Совсем один! Ушли! Теперь подходят к первому колодцу. Жалость и боль за себя вызвали откуда-то последние соленые слезинки… Вспомнилось, как расставались.
Акулина подошла украдкой.
— Дедушка, пойдем, ли чо ли… пропадешь тут. Где тебе?.. После… потом сходишь опять…
Сама плачет и хоронится, чтоб не заметили.
До слез это тронуло. Не баба — золото. Сердце голубиное. Благословил ее горячей старческой молитвой:
— Награди тебя господи за доброту твою, за ласку…

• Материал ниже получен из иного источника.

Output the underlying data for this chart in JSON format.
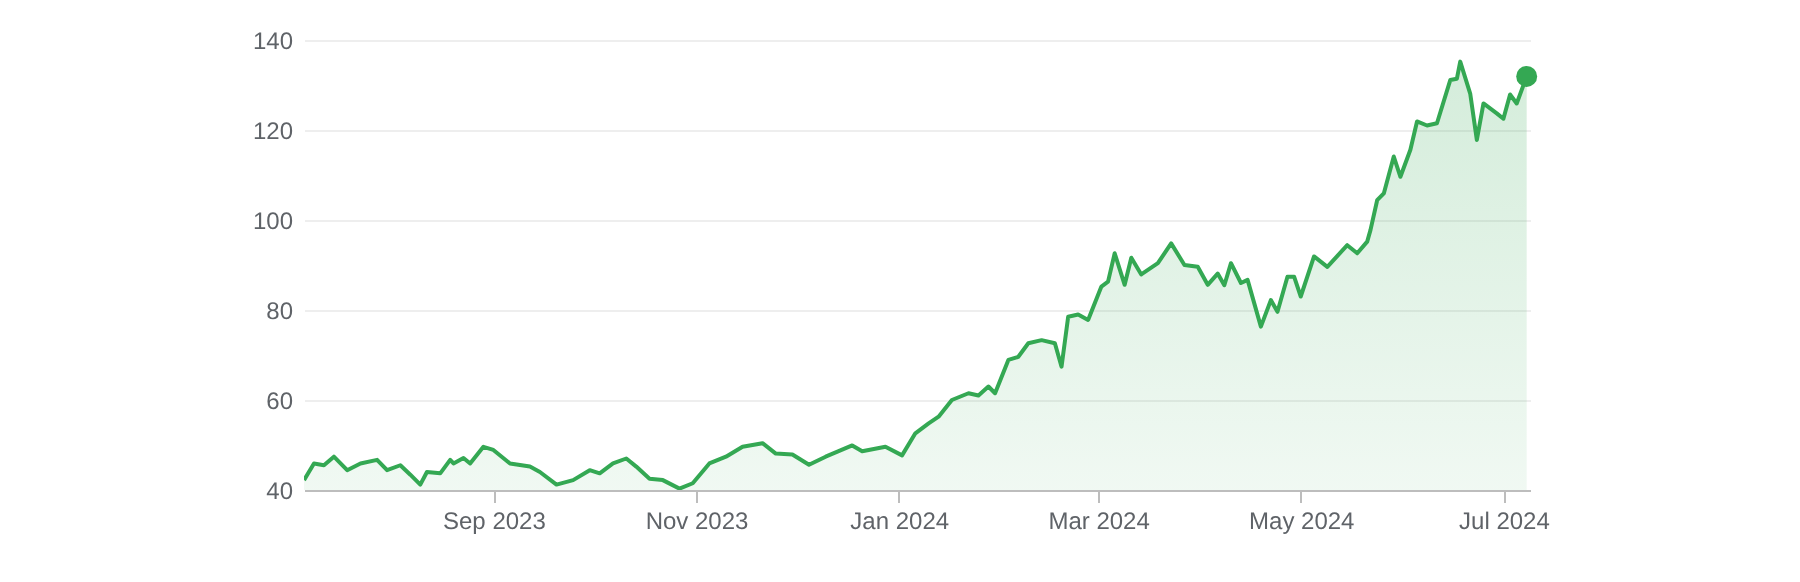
{
  "chart_data": {
    "type": "area",
    "xlim": [
      "2023-07-06",
      "2024-07-09"
    ],
    "ylim": [
      40,
      140
    ],
    "yticks": [
      40,
      60,
      80,
      100,
      120,
      140
    ],
    "xticks": [
      {
        "value": "2023-09-01",
        "label": "Sep 2023"
      },
      {
        "value": "2023-11-01",
        "label": "Nov 2023"
      },
      {
        "value": "2024-01-01",
        "label": "Jan 2024"
      },
      {
        "value": "2024-03-01",
        "label": "Mar 2024"
      },
      {
        "value": "2024-05-01",
        "label": "May 2024"
      },
      {
        "value": "2024-07-01",
        "label": "Jul 2024"
      }
    ],
    "grid": "y",
    "series": [
      {
        "color": "#34a853",
        "x": [
          "2023-07-06",
          "2023-07-09",
          "2023-07-12",
          "2023-07-15",
          "2023-07-19",
          "2023-07-23",
          "2023-07-28",
          "2023-07-31",
          "2023-08-04",
          "2023-08-07",
          "2023-08-10",
          "2023-08-12",
          "2023-08-16",
          "2023-08-19",
          "2023-08-20",
          "2023-08-23",
          "2023-08-25",
          "2023-08-29",
          "2023-09-01",
          "2023-09-06",
          "2023-09-12",
          "2023-09-15",
          "2023-09-20",
          "2023-09-25",
          "2023-09-30",
          "2023-10-03",
          "2023-10-07",
          "2023-10-11",
          "2023-10-14",
          "2023-10-18",
          "2023-10-22",
          "2023-10-27",
          "2023-10-31",
          "2023-11-05",
          "2023-11-10",
          "2023-11-15",
          "2023-11-21",
          "2023-11-25",
          "2023-11-30",
          "2023-12-05",
          "2023-12-10",
          "2023-12-18",
          "2023-12-21",
          "2023-12-28",
          "2024-01-02",
          "2024-01-06",
          "2024-01-10",
          "2024-01-13",
          "2024-01-17",
          "2024-01-22",
          "2024-01-25",
          "2024-01-28",
          "2024-01-30",
          "2024-02-03",
          "2024-02-06",
          "2024-02-09",
          "2024-02-13",
          "2024-02-17",
          "2024-02-19",
          "2024-02-21",
          "2024-02-24",
          "2024-02-27",
          "2024-03-02",
          "2024-03-04",
          "2024-03-06",
          "2024-03-09",
          "2024-03-11",
          "2024-03-14",
          "2024-03-19",
          "2024-03-23",
          "2024-03-27",
          "2024-03-31",
          "2024-04-03",
          "2024-04-06",
          "2024-04-08",
          "2024-04-10",
          "2024-04-13",
          "2024-04-15",
          "2024-04-19",
          "2024-04-22",
          "2024-04-24",
          "2024-04-27",
          "2024-04-29",
          "2024-05-01",
          "2024-05-05",
          "2024-05-09",
          "2024-05-15",
          "2024-05-18",
          "2024-05-21",
          "2024-05-22",
          "2024-05-24",
          "2024-05-26",
          "2024-05-29",
          "2024-05-31",
          "2024-06-03",
          "2024-06-05",
          "2024-06-08",
          "2024-06-11",
          "2024-06-15",
          "2024-06-17",
          "2024-06-18",
          "2024-06-21",
          "2024-06-23",
          "2024-06-25",
          "2024-06-29",
          "2024-07-01",
          "2024-07-03",
          "2024-07-05",
          "2024-07-08"
        ],
        "values": [
          42.2,
          45.9,
          45.5,
          47.4,
          44.4,
          45.9,
          46.7,
          44.4,
          45.5,
          43.4,
          41.2,
          44,
          43.7,
          46.7,
          45.9,
          47.1,
          45.9,
          49.6,
          48.9,
          45.9,
          45.2,
          44,
          41.2,
          42.2,
          44.4,
          43.7,
          45.9,
          47,
          45.2,
          42.5,
          42.2,
          40.3,
          41.5,
          45.9,
          47.4,
          49.6,
          50.4,
          48.1,
          47.9,
          45.6,
          47.4,
          49.9,
          48.6,
          49.6,
          47.7,
          52.6,
          54.8,
          56.3,
          60,
          61.5,
          61,
          63,
          61.5,
          68.9,
          69.6,
          72.6,
          73.3,
          72.6,
          67.4,
          78.5,
          79,
          77.8,
          85.2,
          86.3,
          92.6,
          85.6,
          91.6,
          87.9,
          90.4,
          94.8,
          90,
          89.6,
          85.6,
          88.1,
          85.5,
          90.4,
          86,
          86.7,
          76.3,
          82.2,
          79.6,
          87.4,
          87.4,
          83,
          91.9,
          89.6,
          94.4,
          92.6,
          95.2,
          97.8,
          104.4,
          105.9,
          114.1,
          109.6,
          115.6,
          121.9,
          121,
          121.5,
          131.1,
          131.4,
          135.2,
          128.1,
          117.8,
          125.9,
          123.7,
          122.5,
          127.9,
          125.9,
          131.9
        ]
      },
      {
        "type": "scatter",
        "color": "#34a853",
        "x": [
          "2024-07-08"
        ],
        "values": [
          131.9
        ]
      }
    ]
  }
}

Будто с покойным прощались, искушали сатанинскими речами… Хрисанф не выдержал. Пойми его! Все бегал, рыкал, а как простились да ушли — вернулся. Далеконько были — прибежал.
— Ну, Панкратыч, поднимайся. Будет! Ждут там. Без тебя не пойдем…
Уж не дьявол ли в образе Хрисанфа? Сомустить хотел. Да не дался ему. Заклятием великим отпугнул… Ушел ярый, с богохульными словами…
И опять щемит сердце, да не осталось слез, все высохло.
«Захотели бы, так на руках, силком подняли… Лишний, верно»…
Мысли путались и обрывались.
Вот опять! Опять видно! Панфил уже не верил и остановился, пораженный и испуганный: «Дьявольское наваждение! Ничего там нету. Дьявол путает, глумится».
Но за ближним длинным гребнем встали темною каймой живые, настоящие леса. Нет, вот они, вот! А озеро! Видно, как над ним повисли, опрокинувшись вершинами, высокие деревья. Вот когда оно открылось! Верно, только так и можно подойти к нему… Взроптал! Не выдержал! Чуть не погиб под самым берегом!
Панфил, спотыкаясь, добрел до холма и обессилел. Подломились ноги, в голове потемнело. Последние силы убивал он, чтобы передвинуться вверх, и полз на острых, высохших коленках, цепляясь пальцами за землю, будто сзади была пропасть!
Вот скоро, вот близко!
Выбрался на гребень… Страшно посмотреть… Глаза не открываются… Каждая жила струной натянулась, и поднялся он, словно вырос из холма, во весь свой рост, в разорванной серой рубахе, обтянутый по тонким и длинным костям задубевшей темной кожей… Открыл глаза, всмотрелся…
Вплоть до светлых краев неба был песок… песок… песок.
И так же, как вырос, ушел он в холм. Пал на землю и затих.
Но, верно, того только и ждало море-озеро святое. Подступило оно к самому холму и открылось Панфилу в красоте своей великой — с островами, скитами и храмами. Ликующим, радостным звоном зазвенели невидимые, по лесам и под водой, колокола.
Подошла к холму лодка.
Панфил, ясный и спокойный, поплыл к тихой обители.